Sekaranglah saatnya kota lama Malang di sisi timur yang juga legacy Belanda ini ditata sesuai dengan RTRW kota Malang. Di sisi pertama bagian barat kan sudah dimulai pengembangan stopover wisata kota di Kajoetangan Heritages yang sudah menyelesaikan tahap 1 dan 2 hingga ke depan Toko Oen dekat masjid Jami, GPIB dan alun-alun kota. Tahap 3 dan 4 yang akan menyusul selanjutnya adalah penataan titik zero tugu hingga gereja katholik Bunda Hati Kudus, lanjut ke alun-alun kota dan finishingnya berakhir di Pecinan hingga ke tepian yang ada Kelenteng Kuno Eng An Kiong, Jln. Martadinata, Kedungkandang, kota lama.

Kalau Ascent Hotel. Sudahlah, kita berterimakasih sekali karena hotel itu sudah cukup lama eksis di kota tua, yi sejak awal 2000-an. Tamu hotel lumayan meningkat dari tahun ke tahun. Itu semua karena efek dongkrak meningkatnya kunjungan wisata ke Batu sejak boomingnya destinasi wisata Batu 2 dekade terakhir ini sepeninggal saya dari Malang.

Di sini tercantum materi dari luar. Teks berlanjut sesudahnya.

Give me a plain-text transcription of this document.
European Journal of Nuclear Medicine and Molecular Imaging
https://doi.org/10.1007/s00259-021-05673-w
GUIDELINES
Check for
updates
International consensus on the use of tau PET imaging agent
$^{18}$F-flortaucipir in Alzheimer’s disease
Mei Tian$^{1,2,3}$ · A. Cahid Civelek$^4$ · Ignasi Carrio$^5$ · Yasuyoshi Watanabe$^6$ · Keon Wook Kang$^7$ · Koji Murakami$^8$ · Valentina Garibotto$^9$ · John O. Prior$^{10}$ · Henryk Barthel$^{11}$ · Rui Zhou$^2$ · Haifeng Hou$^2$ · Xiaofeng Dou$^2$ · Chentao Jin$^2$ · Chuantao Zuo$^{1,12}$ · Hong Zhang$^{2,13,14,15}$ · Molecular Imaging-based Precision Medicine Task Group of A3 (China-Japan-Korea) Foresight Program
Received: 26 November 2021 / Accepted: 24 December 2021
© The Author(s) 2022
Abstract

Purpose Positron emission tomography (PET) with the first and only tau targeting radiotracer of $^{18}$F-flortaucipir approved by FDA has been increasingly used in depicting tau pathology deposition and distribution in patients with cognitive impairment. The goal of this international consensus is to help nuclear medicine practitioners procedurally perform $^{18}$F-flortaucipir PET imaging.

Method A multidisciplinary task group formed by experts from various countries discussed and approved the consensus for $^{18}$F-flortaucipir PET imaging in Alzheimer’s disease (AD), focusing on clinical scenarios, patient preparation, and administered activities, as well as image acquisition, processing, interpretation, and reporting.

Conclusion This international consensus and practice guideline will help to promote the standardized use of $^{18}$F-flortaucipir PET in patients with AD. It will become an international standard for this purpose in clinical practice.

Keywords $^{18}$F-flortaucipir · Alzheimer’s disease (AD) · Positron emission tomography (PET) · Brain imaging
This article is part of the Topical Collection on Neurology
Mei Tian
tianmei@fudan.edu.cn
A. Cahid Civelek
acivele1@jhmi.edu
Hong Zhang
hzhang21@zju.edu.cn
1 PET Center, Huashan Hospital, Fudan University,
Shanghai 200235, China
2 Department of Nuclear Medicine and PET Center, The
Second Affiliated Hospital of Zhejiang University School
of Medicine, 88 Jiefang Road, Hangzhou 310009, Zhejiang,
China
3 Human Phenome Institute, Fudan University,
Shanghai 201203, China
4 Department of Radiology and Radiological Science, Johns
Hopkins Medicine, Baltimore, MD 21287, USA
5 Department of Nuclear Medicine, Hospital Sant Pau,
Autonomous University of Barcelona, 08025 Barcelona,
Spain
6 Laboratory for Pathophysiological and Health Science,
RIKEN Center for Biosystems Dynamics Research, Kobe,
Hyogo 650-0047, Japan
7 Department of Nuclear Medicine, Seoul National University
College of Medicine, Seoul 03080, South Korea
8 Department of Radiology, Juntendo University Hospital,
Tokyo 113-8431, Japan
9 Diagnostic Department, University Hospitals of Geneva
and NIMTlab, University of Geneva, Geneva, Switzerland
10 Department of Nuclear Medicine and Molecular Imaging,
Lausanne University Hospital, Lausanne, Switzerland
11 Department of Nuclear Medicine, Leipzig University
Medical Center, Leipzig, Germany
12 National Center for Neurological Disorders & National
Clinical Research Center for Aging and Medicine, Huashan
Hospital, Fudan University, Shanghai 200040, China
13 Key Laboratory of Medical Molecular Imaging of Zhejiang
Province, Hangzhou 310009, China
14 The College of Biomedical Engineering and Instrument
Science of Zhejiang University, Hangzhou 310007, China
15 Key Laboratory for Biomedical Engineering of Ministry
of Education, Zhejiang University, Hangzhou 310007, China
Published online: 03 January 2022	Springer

Sayang, pengembangan kota di bagian timur stagnan begitu meski salah satu legacy Belanda, yi setasiun kota lama sudah dipermanis tanpa mengubah bentuk aslinya. Ascent Hotel yang chantique dengan roof top yang ciamik untuk memandang kota Malang dengan alam pegunungan di sekitarnya seakan teronggok tolol, meski jaringan Ascent tak setolol itu dalam menjual kl 120 kamar di hotel berbintang 4 tsb.

Di bagian timur cukup banyak yang menarik untuk digali dan dipoleskembangkan. Mulai dari Pasar Comboran misalnya. Pasar yang terletak di sebelah selatan Pasar Besar Malang, tepatnya di Jalan Moh. Yamin, Jalan Irian Jaya, Jalan Halmahera hingga Jalan Besi ini awalnya bukan didesain sebagai pasar.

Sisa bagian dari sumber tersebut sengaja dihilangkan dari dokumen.